Authorities divert water in effort to prevent Bangkok flooding

politics October 11, 2016 01:00

By THE NATION

DEPUTY PRIME MINISTER General Prawit Wongsuwan said yesterday authorities would try to divert water runoff and floodwater to minimise the impact on Bangkok.



The amount of water from the Chao Phraya River passing through the Rama 6 dam was 2,000 cubic metres per second yesterday, with flooding in Bangkok expected if the volume reaches 3,000 cubic metres per second.
Prawit said Prime Minister Prayut Chan-o-cha had instructed relevant agencies to tackle the flooding issue through allocating budgets, water diversion and storing strategies, and the “monkey cheek” water-retention method in some areas. He admitted that the amount of water was excessive at the Pasak Jolasid and Ram 6 dams, with the amount of water released at the latter at about 2,000 cubic metres per second, inundating downstream Ayutthaya province. 
“In the past, this [scenario] would have already caused flooding in all areas but we are trying to divert and distribute runoff to all places so as to minimise impacts on Bangkok,” he |said.
As stretches of the Chao Phraya River have overflowed, Prawit said officials from the Royal Irrigation Department, the Agriculture Ministry and the Interior Ministry were overseeing the situation and aiding affected residents. The Defence Ministry was also aiding flood-affected people, he added. Lop Buri’s Pasak Jolasid Dam was at 95 per cent of its capacity yesterday after receiving 59 million cubic metres of water per day.
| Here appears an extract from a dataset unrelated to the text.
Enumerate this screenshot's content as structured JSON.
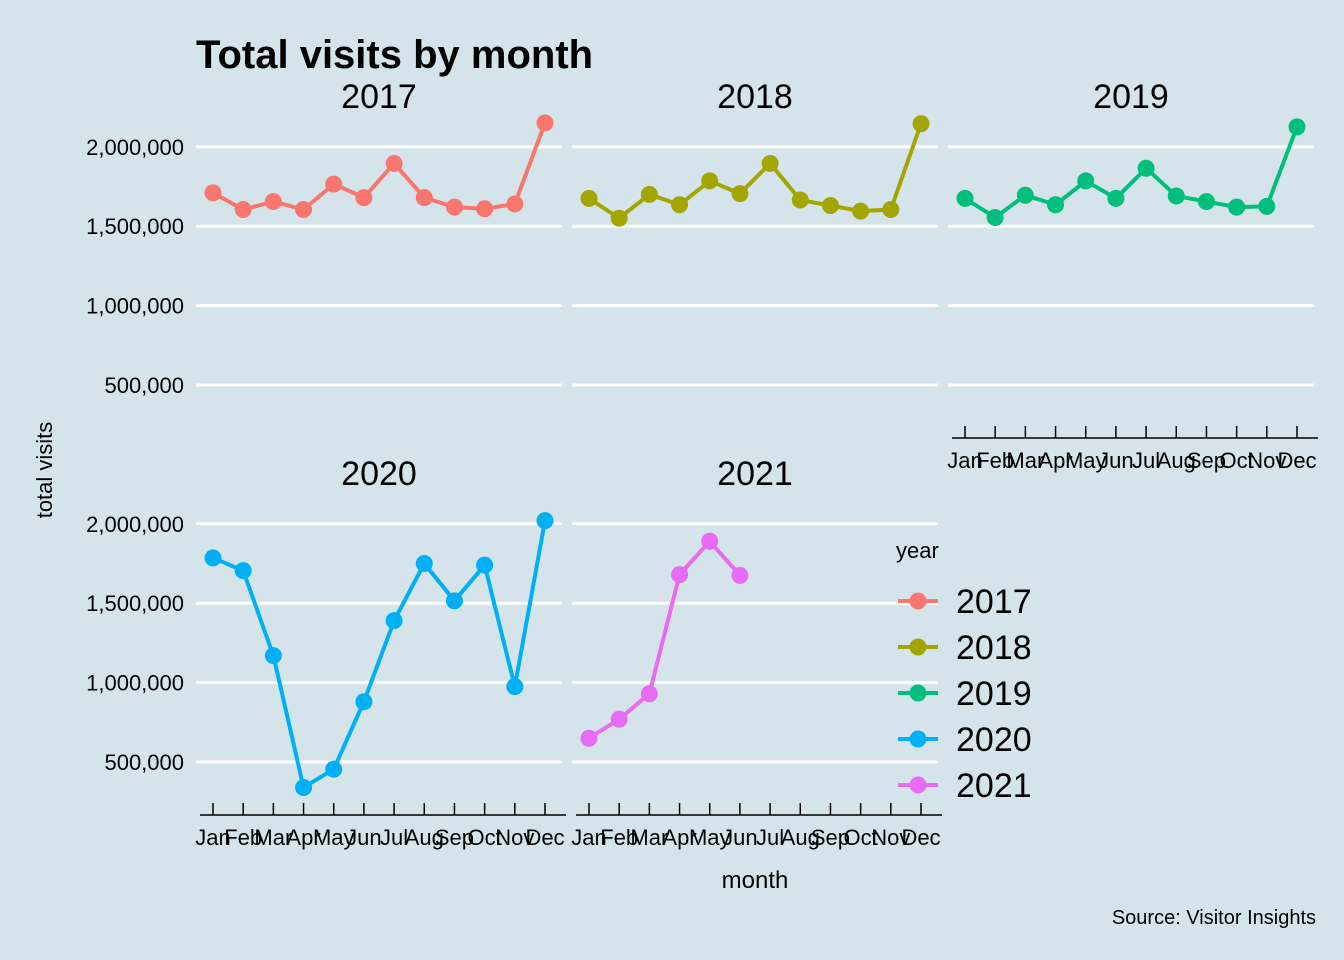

As a result, water was being released at 700 cubic metres per second, or 60 million cubic metres a day, since Sunday.
 
Crops threatened
Downstream Tambon Kaeng Sua Ten residents in Lop Buri’s Phattana Nikhom district have been moving belongings to higher ground, as floods have hit the municipality’s pump station while those living in 30 riverside homes in Ban Moo 11, which is deemed most at risk, were told to prepare for evacuation. 
In Phichit’s Sam Ngam district, farmers set up 10 water pumps to drain 300 rai (48 hectares) of flooded rice fields to try to save their crops. The effort comes as the area was hit by heavy rain while the Yom River caused connecting canals to overflow.
In Pathum Thani province, Governor Surachai Khan-asa led officials to inspect the Chulalongkorn sluice gate yesterday, where six Flow Thruster Ships were being used to drain Klong Rangsit Prayoonsak into the Chao Phraya River to prevent flooding in Klong Luang district. 
The draining of the canal, which had been filled with stagnant polluted water, was in line the government’s “Beautiful canals for Thais’ happiness” policy, according to officials.